Todos los presentes saben que aquello que se vende procede de una actividad furtiva, sin pasar los pertinentes controles sanitarios, pero ninguno de ellos duda en echarse el ostión a la boca. Se come de un buche. Sin limpiar. Justo después de abrirse. Está fresco y, por el gesto de satisfacción de los comensales, sabroso.
“Cuartohora —su mote, por lo rápido que satisface los encargos—, ¿qué más llevas?”, pregunta Adolfo, cliente habitual. “Poca cosa, algunos pajaritos y siete zorzales”, responde el furtivo, que esconde la bolsa con las capturas en la espalda, debajo del abrigo. “¿Si vengo mañana me tienes la docena?”, inquiere el interesado. Y Pedro asiente, a sabiendas de que en un parque natural cercano tiene puestas 90 trampas.

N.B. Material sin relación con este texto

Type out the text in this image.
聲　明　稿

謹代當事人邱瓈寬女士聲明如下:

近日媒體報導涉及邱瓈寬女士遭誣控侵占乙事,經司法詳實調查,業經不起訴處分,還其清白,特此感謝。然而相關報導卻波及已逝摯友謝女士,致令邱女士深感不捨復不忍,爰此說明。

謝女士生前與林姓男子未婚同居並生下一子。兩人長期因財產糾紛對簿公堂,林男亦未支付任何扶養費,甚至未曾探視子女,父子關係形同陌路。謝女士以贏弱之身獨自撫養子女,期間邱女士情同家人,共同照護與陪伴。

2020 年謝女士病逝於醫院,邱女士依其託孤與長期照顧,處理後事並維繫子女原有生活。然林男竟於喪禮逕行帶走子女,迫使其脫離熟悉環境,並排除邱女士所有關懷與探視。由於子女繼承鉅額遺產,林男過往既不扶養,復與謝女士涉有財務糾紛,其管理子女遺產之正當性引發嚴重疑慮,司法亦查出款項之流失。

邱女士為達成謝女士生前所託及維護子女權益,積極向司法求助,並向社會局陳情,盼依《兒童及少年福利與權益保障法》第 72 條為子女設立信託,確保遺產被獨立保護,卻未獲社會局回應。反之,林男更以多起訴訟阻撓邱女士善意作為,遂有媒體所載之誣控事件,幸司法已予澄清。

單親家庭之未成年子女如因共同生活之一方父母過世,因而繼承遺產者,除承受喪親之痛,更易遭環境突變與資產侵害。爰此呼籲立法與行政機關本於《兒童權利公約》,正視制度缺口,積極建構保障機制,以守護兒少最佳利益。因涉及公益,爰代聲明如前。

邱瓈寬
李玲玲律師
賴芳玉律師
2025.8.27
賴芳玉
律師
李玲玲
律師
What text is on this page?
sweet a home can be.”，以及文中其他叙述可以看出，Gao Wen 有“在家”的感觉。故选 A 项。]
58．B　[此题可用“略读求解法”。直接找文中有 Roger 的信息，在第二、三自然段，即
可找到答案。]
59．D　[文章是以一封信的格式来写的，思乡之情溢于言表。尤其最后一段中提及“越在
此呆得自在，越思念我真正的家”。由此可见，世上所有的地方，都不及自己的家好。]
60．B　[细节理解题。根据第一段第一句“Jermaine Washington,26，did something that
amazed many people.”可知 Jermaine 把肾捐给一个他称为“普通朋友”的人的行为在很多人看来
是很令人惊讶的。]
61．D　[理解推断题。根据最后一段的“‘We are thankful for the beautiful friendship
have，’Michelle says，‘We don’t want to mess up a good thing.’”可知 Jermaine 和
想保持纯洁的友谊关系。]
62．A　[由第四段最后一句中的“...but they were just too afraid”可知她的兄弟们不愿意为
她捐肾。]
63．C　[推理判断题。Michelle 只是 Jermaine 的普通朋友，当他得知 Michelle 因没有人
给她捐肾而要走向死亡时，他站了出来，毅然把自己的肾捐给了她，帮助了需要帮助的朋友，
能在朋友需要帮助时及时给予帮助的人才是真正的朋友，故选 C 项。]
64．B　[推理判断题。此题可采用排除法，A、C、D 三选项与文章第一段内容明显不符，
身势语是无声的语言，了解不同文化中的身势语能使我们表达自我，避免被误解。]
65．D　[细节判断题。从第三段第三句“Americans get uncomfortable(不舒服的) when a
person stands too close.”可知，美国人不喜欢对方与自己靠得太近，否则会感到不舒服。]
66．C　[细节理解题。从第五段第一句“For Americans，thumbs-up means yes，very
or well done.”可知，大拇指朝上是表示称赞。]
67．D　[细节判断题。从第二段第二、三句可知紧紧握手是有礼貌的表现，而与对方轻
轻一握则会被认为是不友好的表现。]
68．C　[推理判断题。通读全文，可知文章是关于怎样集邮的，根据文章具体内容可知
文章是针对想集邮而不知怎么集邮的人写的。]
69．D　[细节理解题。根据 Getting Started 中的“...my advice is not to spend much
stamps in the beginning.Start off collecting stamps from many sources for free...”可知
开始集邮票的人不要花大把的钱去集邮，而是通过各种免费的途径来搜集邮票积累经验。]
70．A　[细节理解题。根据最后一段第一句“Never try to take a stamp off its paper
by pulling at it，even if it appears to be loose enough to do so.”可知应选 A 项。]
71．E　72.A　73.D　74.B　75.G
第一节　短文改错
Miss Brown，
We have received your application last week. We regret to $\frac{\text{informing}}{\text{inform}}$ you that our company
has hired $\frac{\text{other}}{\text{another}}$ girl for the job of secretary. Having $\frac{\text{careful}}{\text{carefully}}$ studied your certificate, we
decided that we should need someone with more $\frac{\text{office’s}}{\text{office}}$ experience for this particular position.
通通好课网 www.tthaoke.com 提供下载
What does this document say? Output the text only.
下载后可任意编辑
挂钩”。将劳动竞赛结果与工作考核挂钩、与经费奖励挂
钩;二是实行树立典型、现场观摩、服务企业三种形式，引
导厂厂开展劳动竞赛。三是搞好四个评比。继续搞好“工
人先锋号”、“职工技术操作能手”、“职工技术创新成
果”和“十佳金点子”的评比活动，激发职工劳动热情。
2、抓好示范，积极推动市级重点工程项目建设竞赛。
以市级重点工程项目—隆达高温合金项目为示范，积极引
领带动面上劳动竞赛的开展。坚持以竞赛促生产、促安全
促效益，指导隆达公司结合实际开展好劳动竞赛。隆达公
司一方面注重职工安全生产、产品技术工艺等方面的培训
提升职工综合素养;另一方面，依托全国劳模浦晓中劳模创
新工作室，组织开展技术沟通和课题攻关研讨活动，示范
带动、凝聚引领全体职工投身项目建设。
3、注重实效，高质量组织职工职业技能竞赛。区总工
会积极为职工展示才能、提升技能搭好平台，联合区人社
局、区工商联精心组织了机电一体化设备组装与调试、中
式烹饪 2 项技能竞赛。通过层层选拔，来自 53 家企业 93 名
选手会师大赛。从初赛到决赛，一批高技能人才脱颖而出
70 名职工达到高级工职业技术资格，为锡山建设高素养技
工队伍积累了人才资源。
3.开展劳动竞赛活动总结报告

La faena de Pedro empieza todos los días a las seis de la mañana. EL ESPAÑOL lo acompaña un día cualquiera. “¿Sabéis que por esto nos meten en la cárcel, no?”, aclara insistentemente a lo largo de la jornada. Su tarea es la misma de siempre, pero hoy lleva adosados un par de reporteros y una cámara.
“¡Habla bajo!”, ordena expeditivo el furtivo mientras coloca de cebo una alúa, una hormiga voladora, en una de las trampas en forma de costilla. Le tiemblan las manos. El mecanismo es sencillo, el zorzal pica en una pieza de madera a la que está asida el reclamo, que dispara un resorte que cierra súbitamente el rudo artificio, matando de golpe al pájaro. En algunos casos, la violencia es tal que las cabezas salen despedidas.
UN FURTIVO ASUSTADO: “NOS METEN EN LA CÁRCEL”
Pedro reparte hasta noventa trampas por un húmedo y denso espacio de matorrales y pinares. Antes ha cruzado hasta dos vallas que prohíben el paso. Volverá horas después para recoger sus capturas. Siempre sigiloso y asustado.
“¡Ya os he dicho que por esto nos meten en la cárcel!”.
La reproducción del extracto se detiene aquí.